15.11.2017 | Campaign
At the time of writing, the Friends of Finsbury Park are waiting for a judgement on their appeal to the High Court, which has major implications for the protection of public parks. Last year they brought judicial review proceedings against the Council about the continued over-use of the park for private and commercial events, which involved fencing off large parts of the park from the public and damage to the park’s infrastructure. Supported by the Open Spaces Society, the Friends case was be heard on 2 November 2017 and a judgement is expected within a month. The case focuses on the number of days in a given year that a park can be rented out and the size of events in London. There is a good article on the case by Richard Morrison in The Times: https://www.thetimes.co.uk/article/richard-morrison-a-park-should-be-an-oasis-of-peace-not-the-site-of-a-rock-festival-7qfklpp62
In London, there is an area-restriction of a tenth of the park being closed off (Ministry of Housing and Local Government Provisional Order Confirmation (Greater London Parks and Open Spaces Act 1967, Article 7), while in London and the rest of the country, section 44 of the Public Health Acts Amended Act 1890 limits the time that a park can be closed to no more than 12 days in a year or 6 consecutive days on any one occasion. The promoters of the Wireless Festival in Finsbury Park, and Haringey Council are arguing that s.145 of the Local Government Act 1972 allows a local authority to ignore the 1967 Act and the 1890 Act, and it is this which the Friends and the Open Spaces are challenging.

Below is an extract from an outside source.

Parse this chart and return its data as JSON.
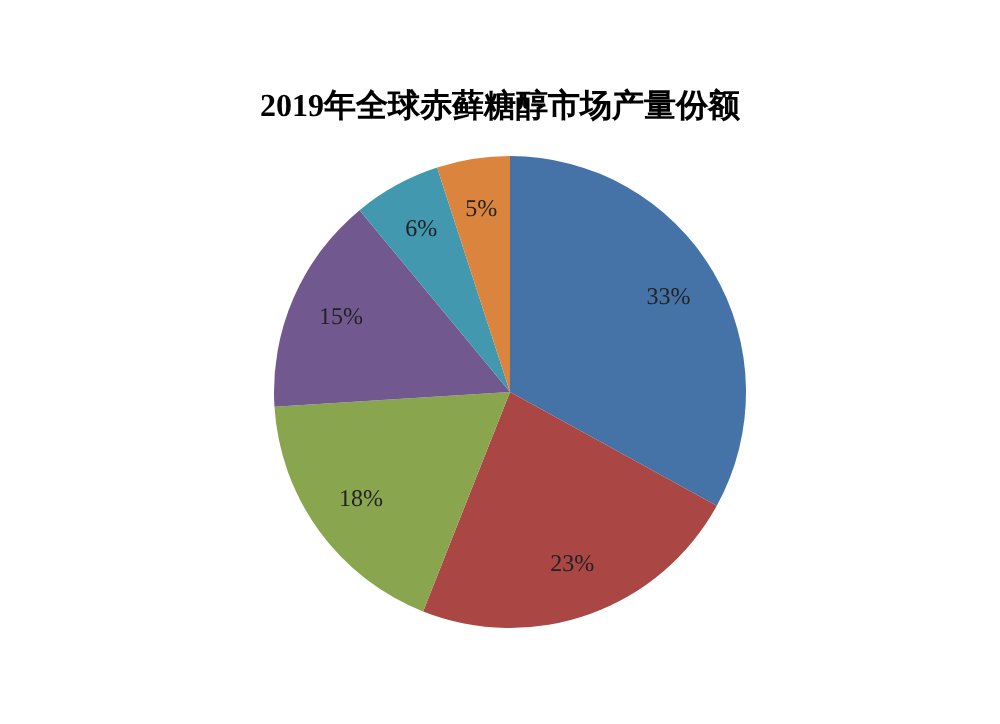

While dealing with specifically London legislation, the decision has potentially major implications across the whole of the UK, where the same pattern of over-use in premier urban parks is developing as a result of government-imposed budget cuts. Events have always been part and parcel of the functioning of a successful park, but this is different. First, the pressure to raise increased revenue is unprecedented; second, security arrangements are more intrusive than ever resulting in large areas being fenced off from public use, and third, modern logistics are more heavyweight than ever, with over-sized articulated transport which can damage and destroy and damage park roads, paths and trees. Many of our parks are now threatened with damaging intensification of events programmes and infrastructure, and not just hard-up municipal parks, but the Royal Parks and, as readers of the News will be aware, many National Trust sites.